There were many obstacles in the way. To begin with the most obvious one: she was lying next to Georg. It was so bloody predictable. You only had to say that there was a new girl starting at the school, from Bangkok, that she was like this and or like that and everybody would stick their hands in the air and say she was sure to end up going out with Georg. He was in the year above us and had always been the first at everything: the first to own a Phantom ring, the first with speedway handlebars and cross-country tyres, the first to wear a reefer jacket, the one whose voice broke first. He always had a match clenched between his lips, as if he were terrified that somebody might ruin his perfect teeth, his flawless looks.

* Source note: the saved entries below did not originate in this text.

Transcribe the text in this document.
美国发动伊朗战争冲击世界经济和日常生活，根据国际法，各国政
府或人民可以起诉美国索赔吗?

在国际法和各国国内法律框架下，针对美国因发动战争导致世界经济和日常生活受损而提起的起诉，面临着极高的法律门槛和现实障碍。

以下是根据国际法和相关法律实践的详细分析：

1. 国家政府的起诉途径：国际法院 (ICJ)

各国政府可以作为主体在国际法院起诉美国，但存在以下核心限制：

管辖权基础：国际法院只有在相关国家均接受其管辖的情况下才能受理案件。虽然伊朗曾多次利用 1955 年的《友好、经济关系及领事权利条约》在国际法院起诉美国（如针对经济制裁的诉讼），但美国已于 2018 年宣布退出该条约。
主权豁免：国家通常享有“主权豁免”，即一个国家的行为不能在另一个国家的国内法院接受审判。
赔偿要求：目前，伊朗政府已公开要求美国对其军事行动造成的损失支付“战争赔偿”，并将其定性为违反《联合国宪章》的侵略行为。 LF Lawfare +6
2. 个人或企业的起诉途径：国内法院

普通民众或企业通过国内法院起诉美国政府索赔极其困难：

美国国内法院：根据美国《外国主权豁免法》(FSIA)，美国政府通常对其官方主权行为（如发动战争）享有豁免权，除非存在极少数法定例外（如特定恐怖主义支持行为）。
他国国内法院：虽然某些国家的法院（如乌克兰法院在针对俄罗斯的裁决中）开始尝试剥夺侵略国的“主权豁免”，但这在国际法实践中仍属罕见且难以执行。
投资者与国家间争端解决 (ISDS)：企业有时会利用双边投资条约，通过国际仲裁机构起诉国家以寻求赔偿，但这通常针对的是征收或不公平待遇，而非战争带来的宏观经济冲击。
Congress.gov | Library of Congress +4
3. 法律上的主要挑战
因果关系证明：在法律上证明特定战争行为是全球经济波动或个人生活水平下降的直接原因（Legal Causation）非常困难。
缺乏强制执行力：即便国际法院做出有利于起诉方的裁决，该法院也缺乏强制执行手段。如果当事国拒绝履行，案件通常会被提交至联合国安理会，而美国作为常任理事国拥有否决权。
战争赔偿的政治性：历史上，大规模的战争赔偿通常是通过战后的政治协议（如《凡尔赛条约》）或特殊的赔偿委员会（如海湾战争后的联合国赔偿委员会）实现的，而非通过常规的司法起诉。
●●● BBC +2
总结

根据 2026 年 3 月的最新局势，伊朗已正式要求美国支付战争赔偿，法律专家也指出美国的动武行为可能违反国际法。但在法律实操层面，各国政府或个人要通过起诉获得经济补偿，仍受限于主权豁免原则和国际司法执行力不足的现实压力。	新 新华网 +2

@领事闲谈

I hated it. Looking at Georg was like staring at a poster that said ‘Forget it!’ I tried to tell myself that I was not in love. It was one thing to wrest Margrete out of another boy’s embrace. It was quite another to try to compete with Georg — Georg, who could blow three smoke-rings and get them to hang in the air while he stuck a finger through them, Georg who documented every new conquest with pictures of him French kissing the girl in question in the photo booth at Eastern station. They might not be going out together yet, but there were depressing rumours to the effect that Margrete ‘fancied’ him. I watched them out of the corner of my eye, in agony, noticing the way they were giggling together, suffering even greater agonies when Georg — all solicitude, so it seemed — straightened one of her straps at the back.